Cet aperçu des missions canadiennes a permis de mettre en lumière la puissance aérienne comme étant un précieux outil pour tout commandant opérationnel de soutien de la paix. Ces missions se sont déroulées dans divers pays, à divers moments et surtout avec l’aide de divers aéronefs, mais de nombreux rôles étaient les mêmes. Le transport est et sera toujours essentiel; le transport aérien interne et extérieur est un élément essentiel à la plupart des contingents canadiens. Des aéronefs canadiens ont fourni une reconnaissance et des renseignements photographiques dans le cadre de nombreuses missions. En outre, dans les Balkans, on a eu recours à la puissance aérienne du Canada lorsque les CF188 ont été appelés au combat. Comme en témoignent les quatre missions mentionnées précédemment, les rôles de la puissance aérienne du Canada ont changé au fil du temps. En somme, la puissance aérienne du Canada revêt une importance à l’échelle du spectre des opérations de soutien de la paix, et bon nombre de leçons ont ainsi été apprises.

Le spectre des opérations de soutien de la paix (figure 1) se veut une échelle mobile qui s’adapte au fur et à mesure que les missions et les situations changent au sol. À gauche de l’échelle, on constate les différends réglés à l’amiable, alors que la collectivité internationale entre en jeu pour faciliter un règlement pacifique. Le potentiel de violence augmente au fur et à mesure que l’on se déplace vers la droite du spectre. Les missions traditionnelles de maintien de la paix, c’est-à-dire les forces militaires d’interposition, se trouvent au centre du spectre. Les missions d’imposition de la paix, comme celle des Balkans, se trouvent plus à droite du spectre. Les opérations situées à l’extrême droite du spectre relèvent de la guerre ouverte. En tout temps, tous les conflits et toutes les missions de soutien de la paix trouvent leur place dans le spectre. Ce dernier permet également de démontrer comment la puissance aérienne peut servir dans tous les cas, comme en témoignent les exemples historiques. Il est important de souligner que la définition de puissance aérienne ne doit pas se limiter aux capacités individuelles, comme l’ont démontré les missions de transport par voie aérienne ou d’aviation tactique, mais elle doit plutôt comprendre de telles capacités et beaucoup plus.
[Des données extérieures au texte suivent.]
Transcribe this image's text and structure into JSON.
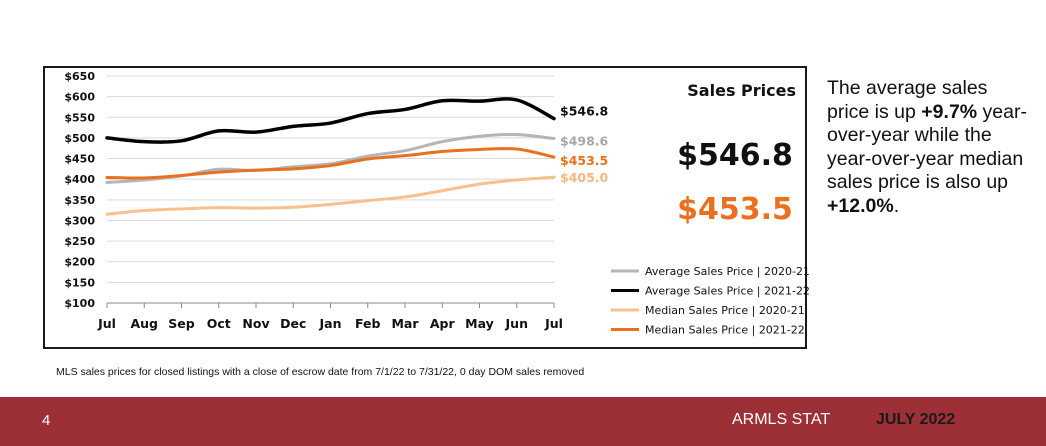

Notre expérience historique découle de ces autres opérations, qui n’ont aucun point commun avec les opérations nationales et de combat traditionnelles, et au cours desquelles l’ARC a recours à diverses ressources de puissance aérienne réparties selon diverses combinaisons, ce que la doctrine actuelle de l’ARC ne reflète pas.

Haut de la page

Doctrine actuelle des FAC et de l’ARC

Malgré l’importance de l’ARC durant la guerre froide, peu de membres de la Force aérienne et d’universitaires ont abordé la question de la doctrine de puissance aérienne[22]. Ceux qui l’ont fait axaient évidemment leur travail sur les rôles défensifs et offensifs des aéronefs dans le cadre d’une guerre nucléaire contre l’Union soviétique. De nos jours, l’ARC a élaboré une telle doctrine dans son propre établissement, le Centre de guerre aérospatiale des Forces canadiennes (CGAFC) situé à Trenton (Ontario). Le CGAFC est le point de convergence pour la doctrine de puissance aérospatiale au Canada, les leçons retenues et la Revue de l’Aviation royale canadienne. À ce jour, le CGAFC a produit dix documents sur la doctrine : du document-cadre de niveau stratégique aux capacités opérationnelles spécifiques. Toutefois, aucun document ne définit clairement les rôles de l’ARC en fonction de l’échelle du spectre des opérations de soutien de la paix. La doctrine actuelle est fondée sur la perspective offensive traditionnelle de la Force aérienne voulant que les chasseurs soient appuyés par d’autres capacités de puissance aérienne.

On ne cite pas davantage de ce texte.